Les solutions de stockage dans la régulation du réseau électrique (1/2)

Sans solution de stockage, l’électricité produite doit immédiatement être consommée. Ainsi le réseau électrique doit être constamment en équilibre entre la production d’électricité (injection) et sa consommation (soutirage). Cet équilibre peut être rompu par une hausse ou une basse imprévisible de la consommation ou de la production.

L’augmentation des énergies intermittentes (énergies dont la production dépend d’un aléa météorologique) dans le mix énergétique, impact fortement l’équilibre des réseaux de transport d’électricité. La production ne pouvant plus être totalement prédite, l’équilibre entre la production et la consommation du réseau devient un challenge de toutes les secondes pour les gestionnaires de réseau de transport.

Actuellement, afin d’assurer cet équilibre en temps réel, le gestionnaire du réseau de transport (RTE en France) s’appuie sur plusieurs mécanismes et réserves de puissance à plus ou moins long terme :

  1. Le marché de capacité qui permet d’assurer, plusieurs années en avance, un moyen d’approvisionnement de pointe d’électricité et d’encourager l’effacement de consommation sur le long terme (un article EnergyStream a été publié sur le sujet).
  2. Les services système et mécanismes d’ajustement qui permettent le rééquilibrage du réseau électrique sur le court terme par la mobilisation de réserves de puissance.
  3. L’inertie des machines tournantes des productions hydraulique et thermique (pesant quelque fois plusieurs dizaines de tonnes) agissent comme résistance au ralentissement ou à l’accélération de leur rotation, elles participent donc à la stabilité du réseau.

La base de production importante que constitueront les énergies renouvelables intermittentes accentueront l’instabilité du réseau.
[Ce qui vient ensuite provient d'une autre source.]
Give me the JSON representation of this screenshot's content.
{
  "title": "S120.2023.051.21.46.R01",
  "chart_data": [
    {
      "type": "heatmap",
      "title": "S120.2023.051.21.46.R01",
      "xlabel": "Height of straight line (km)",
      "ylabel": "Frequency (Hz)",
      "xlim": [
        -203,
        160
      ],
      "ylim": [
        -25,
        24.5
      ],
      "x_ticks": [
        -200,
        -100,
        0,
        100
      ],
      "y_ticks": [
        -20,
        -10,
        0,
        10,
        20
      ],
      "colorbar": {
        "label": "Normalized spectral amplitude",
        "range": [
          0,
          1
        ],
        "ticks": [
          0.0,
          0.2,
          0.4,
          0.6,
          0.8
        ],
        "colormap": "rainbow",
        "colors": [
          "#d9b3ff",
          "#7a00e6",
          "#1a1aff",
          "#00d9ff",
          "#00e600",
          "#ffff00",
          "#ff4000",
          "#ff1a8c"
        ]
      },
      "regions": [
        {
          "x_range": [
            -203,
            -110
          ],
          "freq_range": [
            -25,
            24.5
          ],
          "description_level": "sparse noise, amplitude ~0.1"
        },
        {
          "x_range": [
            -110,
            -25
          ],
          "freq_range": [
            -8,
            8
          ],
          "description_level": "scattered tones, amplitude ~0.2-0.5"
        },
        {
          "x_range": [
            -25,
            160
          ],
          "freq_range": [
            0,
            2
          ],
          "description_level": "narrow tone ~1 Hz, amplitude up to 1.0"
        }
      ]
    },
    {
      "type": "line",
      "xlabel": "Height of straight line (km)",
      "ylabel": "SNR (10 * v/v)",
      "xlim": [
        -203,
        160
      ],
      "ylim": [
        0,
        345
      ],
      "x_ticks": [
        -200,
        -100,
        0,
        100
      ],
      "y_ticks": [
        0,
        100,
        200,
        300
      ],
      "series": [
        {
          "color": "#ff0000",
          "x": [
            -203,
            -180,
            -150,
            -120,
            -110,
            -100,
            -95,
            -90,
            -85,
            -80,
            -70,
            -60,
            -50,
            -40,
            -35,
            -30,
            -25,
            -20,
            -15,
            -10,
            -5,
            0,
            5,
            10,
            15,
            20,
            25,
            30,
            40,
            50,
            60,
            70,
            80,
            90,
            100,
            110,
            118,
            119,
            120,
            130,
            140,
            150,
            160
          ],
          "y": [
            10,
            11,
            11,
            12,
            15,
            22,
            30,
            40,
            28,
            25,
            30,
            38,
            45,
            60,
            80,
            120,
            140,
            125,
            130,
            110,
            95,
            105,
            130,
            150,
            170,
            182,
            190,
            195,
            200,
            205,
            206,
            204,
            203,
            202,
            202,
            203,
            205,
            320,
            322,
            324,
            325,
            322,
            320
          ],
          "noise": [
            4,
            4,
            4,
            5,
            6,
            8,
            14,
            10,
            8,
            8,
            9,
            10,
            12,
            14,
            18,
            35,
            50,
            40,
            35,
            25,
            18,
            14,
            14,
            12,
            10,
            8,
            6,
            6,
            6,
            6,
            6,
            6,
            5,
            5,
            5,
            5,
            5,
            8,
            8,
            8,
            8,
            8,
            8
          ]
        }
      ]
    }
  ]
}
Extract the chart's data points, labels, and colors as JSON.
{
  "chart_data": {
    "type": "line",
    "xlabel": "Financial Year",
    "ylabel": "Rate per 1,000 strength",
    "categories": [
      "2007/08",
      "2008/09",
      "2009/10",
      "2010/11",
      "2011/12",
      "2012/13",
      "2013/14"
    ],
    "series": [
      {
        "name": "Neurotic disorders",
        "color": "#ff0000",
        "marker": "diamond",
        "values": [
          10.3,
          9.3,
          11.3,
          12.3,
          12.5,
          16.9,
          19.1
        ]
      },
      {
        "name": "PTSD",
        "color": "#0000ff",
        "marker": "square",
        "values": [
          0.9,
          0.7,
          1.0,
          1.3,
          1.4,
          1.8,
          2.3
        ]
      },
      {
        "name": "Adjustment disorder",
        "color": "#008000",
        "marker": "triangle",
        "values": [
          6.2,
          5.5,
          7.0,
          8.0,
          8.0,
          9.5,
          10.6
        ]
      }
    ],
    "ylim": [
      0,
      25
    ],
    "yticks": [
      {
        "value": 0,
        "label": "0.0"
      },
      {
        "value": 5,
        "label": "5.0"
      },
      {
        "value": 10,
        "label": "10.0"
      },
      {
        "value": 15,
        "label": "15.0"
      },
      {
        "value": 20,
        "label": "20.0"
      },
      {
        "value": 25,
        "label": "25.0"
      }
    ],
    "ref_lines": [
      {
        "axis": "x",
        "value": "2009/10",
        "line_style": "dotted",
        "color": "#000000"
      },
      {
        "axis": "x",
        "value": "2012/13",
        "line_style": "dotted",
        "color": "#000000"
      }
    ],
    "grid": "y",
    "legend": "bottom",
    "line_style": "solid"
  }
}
Une solution serait ainsi d’utiliser les technologies de stockage d’électricité.

Dans cet article nous vous proposons de comprendre dans un premier temps le fonctionnement des services système et mécanismes d’ajustement, et dans un second temps d’analyser les avantages de l’utilisation de solutions de stockage d’électricité dans la régulation du réseau. Il s’agit du 1er volet d’une série de deux articles, avec le deuxième qui se focalisera davantage sur les technologies de stockage utilisées.

Causes et enjeux de la variation de la fréquence

La gestion du réseau transport d’électricité s’effectue par différents outils de prévision, de consommation et d’optimisation du système électrique dans le but d’équilibrer en temps réel la production avec la consommation d’électricité. Ce déséquilibre se traduit par des variations de la fréquence du réseau, et ce en tout point du réseau synchrone (interconnecté) européen. En Europe, la fréquence du réseau de transport doit être maintenu à 50 Hz.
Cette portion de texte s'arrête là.